Una situazione tragica sul fronte umanitario, che rappresenta al tempo stesso una nuova minaccia per l'economia e per la meeting industry in particolare, come rilevato da Gaetano Dieni, Head of Marketing & Communication di Ega Worldwide.

“Siamo estremamente preoccupati, dopo la tragedia pandemica, che ha investito la meeting industry in maniera estremamente violenta. Ci troviamo ad affrontare una nuova emergenza umanitaria, sociale ed economica. Per il nostro settore, che accennava segni di ripartenza negli ultimi mesi, questo ulteriore momento di incertezza è quanto di più negativo potesse accadere. Comprendiamo le scelte difficili portate avanti da grandi player del settore come IMEX o il Mobile World Congress, così come le scelte portate avanti da molti paesi in fatto di sanzioni, tuttavia rimaniamo allarmati in quanto il turismo russo ed ucraino rappresentano un importante fetta di mercato, sopratutto nel segmento lusso, della meeting industry” ha commentato il manager.
Sulla tragica guerra in corso, non sono mancate le dichiarazioni provenienti dal mondo associativo della meeting industry internazionale, attraverso le parole di James Rees, presidente di ICCA-International Congress and Convention Association
“E' particolarmente difficile testimoniare una tale devastazione in Paesi dove noi normalmente lavoriamo insieme, in partnership.
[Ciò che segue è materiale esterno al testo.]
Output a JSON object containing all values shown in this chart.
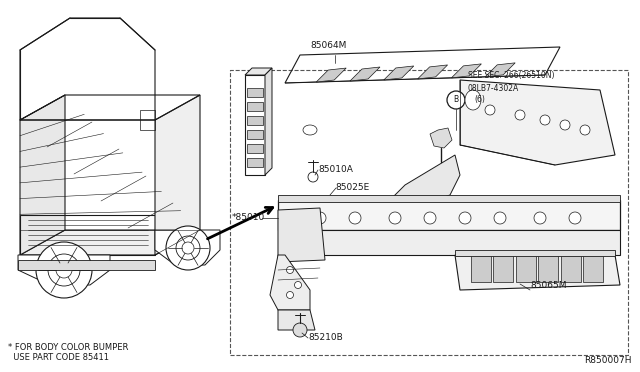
{
  "bg_color": "#ffffff",
  "line_color": "#1a1a1a",
  "text_color": "#1a1a1a",
  "diagram_id": "R850007H",
  "footnote1": "* FOR BODY COLOR BUMPER",
  "footnote2": "  USE PART CODE 85411",
  "star_85010_label": "*85010"
}
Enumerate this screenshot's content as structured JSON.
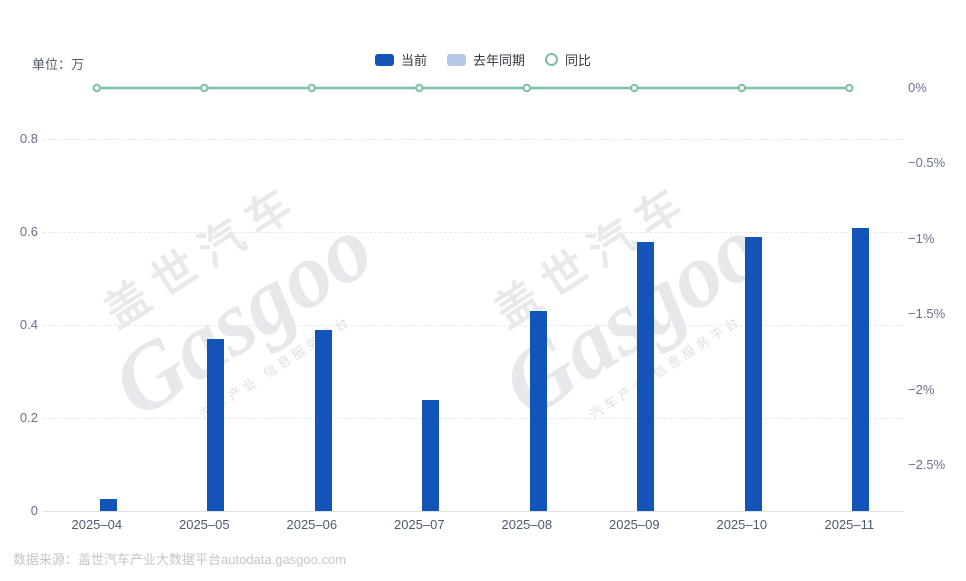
{
  "chart_data": {
    "type": "bar",
    "unit_label": "单位：万",
    "categories": [
      "2025–04",
      "2025–05",
      "2025–06",
      "2025–07",
      "2025–08",
      "2025–09",
      "2025–10",
      "2025–11"
    ],
    "series": [
      {
        "name": "当前",
        "type": "bar",
        "color": "#1254b8",
        "values": [
          0.025,
          0.37,
          0.39,
          0.24,
          0.43,
          0.58,
          0.59,
          0.61
        ]
      },
      {
        "name": "去年同期",
        "type": "bar",
        "color": "#b5c7e8",
        "values": [
          0,
          0,
          0,
          0,
          0,
          0,
          0,
          0
        ]
      },
      {
        "name": "同比",
        "type": "line",
        "color": "#7fc0a4",
        "values_pct": [
          0,
          0,
          0,
          0,
          0,
          0,
          0,
          0
        ]
      }
    ],
    "left_axis": {
      "title": "",
      "min": 0,
      "max": 0.8,
      "tick_step": 0.2,
      "ticks": [
        "0",
        "0.2",
        "0.4",
        "0.6",
        "0.8"
      ]
    },
    "right_axis": {
      "title": "",
      "ticks": [
        "0%",
        "−0.5%",
        "−1%",
        "−1.5%",
        "−2%",
        "−2.5%"
      ],
      "tick_values_pct": [
        0,
        -0.5,
        -1,
        -1.5,
        -2,
        -2.5
      ]
    },
    "grid": "dashed-horizontal",
    "legend_position": "top-center"
  },
  "legend": {
    "items": [
      {
        "label": "当前",
        "icon": "round-rect",
        "color": "#1254b8"
      },
      {
        "label": "去年同期",
        "icon": "round-rect",
        "color": "#b5c7e8"
      },
      {
        "label": "同比",
        "icon": "ring",
        "color": "#7fc0a4"
      }
    ]
  },
  "watermark": {
    "cn": "盖世汽车",
    "logo": "Gasgoo",
    "sub": "汽车产业 信息服务平台"
  },
  "footer": {
    "source": "数据来源：盖世汽车产业大数据平台autodata.gasgoo.com"
  }
}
I nostri pensieri vanno a tutti i membri, amici e colleghi in Ucraina e in Russia, che sono coinvolti direttamente dalla situazione. Icca è un'associazione che sostiene tutti i nostri membri a livello globale, lo scambio di conoscenze e l’internazionalizzazione e dove le differenze vengono affrontate attraverso il dibattito e la discussione. Chiediamo a tutti i governi di fare tutto il possibile per porre fine alle ostilità e incontrarsi per negoziare una soluzione pacifica di questo conflitto”. Così Rees scrive sul sito dell'associazione (leggi qui)
Gli fa eco PCMA (Professional Convention Management Association) con lo statement che si legge sul suo sito:
"Ora più che mai il mondo deve unirsi. Gli attacchi immotivati e ingiustificati al popolo ucraino dimostrano che noi, come società, abbiamo più lavoro da fare. L'ingiustizia sociale - la guerra - non ha luogo, da nessuna parte. Sosteniamo la posizione del Segretario generale delle Nazioni Unite Antonio Guterres nel suo appello a porre fine a questa guerra senza senso. Le nostre comunità globali devono essere risolute nel guidare il bene economico per risolvere problemi complessi. Siamo uniti contro la guerra e gli atti malvagi contro i civili innocenti. Sosteniamo le persone che credono e vivono in una società pacifica. Le nostre preghiere sono con tutti coloro che stanno soffrendo, ed è nostra speranza che la pace prevalga rapidamente".
PCMA si impegna a contribuire al Fondo umanitario ucraino.
Intanto in Germania, il polo fieristico di Monaco Messe Muenchen ha issato la bandiera dell’Unione Europea e quella ucraina davanti all’ingresso ovest della sede espositiva, in segno di solidarietà.